Faute de moyens suffisants, le groupe utilisa deux échelles en alliage placées de part et d'autre du cercueil en bronze, renforcées par des poulies, et descendit des cordes de chaque côté. Par chance, le fond du cercueil en bronze ne s'ajustait pas parfaitement à celui en cyprès, ce qui permit aux deux cordes de bien l'immobiliser.
"Un, deux, trois... poussez !"
Si des étrangers voyaient cette scène, il leur serait difficile d'imaginer que ces personnes, habituellement des érudits bien habillés, étaient maintenant comme des ouvriers, tirant des cordes et utilisant des poulies pour soulever le cercueil de bronze, qui pesait au moins plusieurs centaines de kilogrammes, du cercueil en bois de cyprès.
Lorsque le cercueil de bronze fut plus haut que celui en cyprès, les personnes en contrebas déplaçaient avec précaution l'échelle et transportaient lentement le cercueil jusqu'à l'espace dégagé. Cette opération prit à elle seule près de deux heures.
« Je me demande ce qu'il y a à l'intérieur ? »
« Oui, un cercueil dans un cercueil, les offrandes funéraires devaient être très abondantes… »
« On dirait qu'il y a de l'eau à l'intérieur ? Quand on l'a soulevé tout à l'heure, j'ai senti l'eau clapoter à l'intérieur... »
« Impossible. Ce tombeau a au moins deux mille ans ; toute trace d'humidité se serait évaporée depuis longtemps… »
Malgré l'épuisement, tous étaient ravis d'avoir réussi à récupérer le cercueil. Pour les archéologues, découvrir un secret après l'autre, enfoui dans le fleuve de l'histoire, est sans aucun doute l'expérience la plus exaltante qui soit.
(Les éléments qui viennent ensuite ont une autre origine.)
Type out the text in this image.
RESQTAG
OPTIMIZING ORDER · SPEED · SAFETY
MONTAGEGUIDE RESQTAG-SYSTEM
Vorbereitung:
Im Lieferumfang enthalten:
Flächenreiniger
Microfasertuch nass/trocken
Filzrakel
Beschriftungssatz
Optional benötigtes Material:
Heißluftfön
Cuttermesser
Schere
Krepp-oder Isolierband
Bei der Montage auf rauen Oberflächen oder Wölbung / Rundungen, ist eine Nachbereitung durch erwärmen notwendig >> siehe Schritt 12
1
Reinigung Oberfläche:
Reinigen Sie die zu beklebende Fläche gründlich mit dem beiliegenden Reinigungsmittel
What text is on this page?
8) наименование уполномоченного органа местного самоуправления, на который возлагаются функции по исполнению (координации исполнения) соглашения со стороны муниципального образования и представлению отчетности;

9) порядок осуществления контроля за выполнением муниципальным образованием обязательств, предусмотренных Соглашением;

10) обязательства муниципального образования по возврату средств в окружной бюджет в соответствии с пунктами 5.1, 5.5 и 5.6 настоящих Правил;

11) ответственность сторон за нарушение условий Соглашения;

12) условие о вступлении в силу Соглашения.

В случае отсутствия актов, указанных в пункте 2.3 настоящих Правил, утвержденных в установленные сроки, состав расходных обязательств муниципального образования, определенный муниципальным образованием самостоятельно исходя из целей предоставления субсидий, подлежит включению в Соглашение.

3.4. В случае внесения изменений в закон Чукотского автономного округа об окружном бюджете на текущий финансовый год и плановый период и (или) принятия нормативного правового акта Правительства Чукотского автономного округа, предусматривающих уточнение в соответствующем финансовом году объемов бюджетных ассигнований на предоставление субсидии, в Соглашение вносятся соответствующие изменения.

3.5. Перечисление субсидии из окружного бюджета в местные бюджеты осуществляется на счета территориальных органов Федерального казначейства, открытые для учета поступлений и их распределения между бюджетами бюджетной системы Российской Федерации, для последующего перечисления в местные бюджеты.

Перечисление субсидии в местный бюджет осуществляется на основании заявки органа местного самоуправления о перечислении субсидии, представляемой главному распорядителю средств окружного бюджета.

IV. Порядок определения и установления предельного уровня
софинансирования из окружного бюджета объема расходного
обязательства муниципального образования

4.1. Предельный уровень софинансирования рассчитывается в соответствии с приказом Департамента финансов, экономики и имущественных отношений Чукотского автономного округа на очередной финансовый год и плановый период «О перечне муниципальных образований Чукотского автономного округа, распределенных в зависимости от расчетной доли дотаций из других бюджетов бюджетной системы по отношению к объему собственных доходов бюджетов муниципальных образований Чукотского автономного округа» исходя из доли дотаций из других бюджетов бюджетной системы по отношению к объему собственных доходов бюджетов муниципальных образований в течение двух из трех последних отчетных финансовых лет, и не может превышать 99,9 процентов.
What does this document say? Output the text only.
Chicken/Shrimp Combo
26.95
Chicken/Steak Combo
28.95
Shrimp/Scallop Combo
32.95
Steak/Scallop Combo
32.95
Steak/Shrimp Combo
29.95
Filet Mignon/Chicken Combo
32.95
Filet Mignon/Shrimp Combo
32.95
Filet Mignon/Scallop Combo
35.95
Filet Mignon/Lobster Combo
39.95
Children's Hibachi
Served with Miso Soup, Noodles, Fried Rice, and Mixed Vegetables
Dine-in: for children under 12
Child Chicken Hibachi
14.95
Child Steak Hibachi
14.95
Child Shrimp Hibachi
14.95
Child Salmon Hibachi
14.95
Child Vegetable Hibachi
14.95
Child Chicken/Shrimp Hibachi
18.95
« Reposons-nous un peu, puis préparons-nous à ouvrir le cercueil… »
Le professeur Meng rayonnait de joie. Il avait passé une semaine à étudier les lieux et était enfin sur le point de révéler l'identité du propriétaire du tombeau. Tout en invitant chacun à se reposer, il tournait autour du sarcophage de bronze, observant comment l'ouvrir.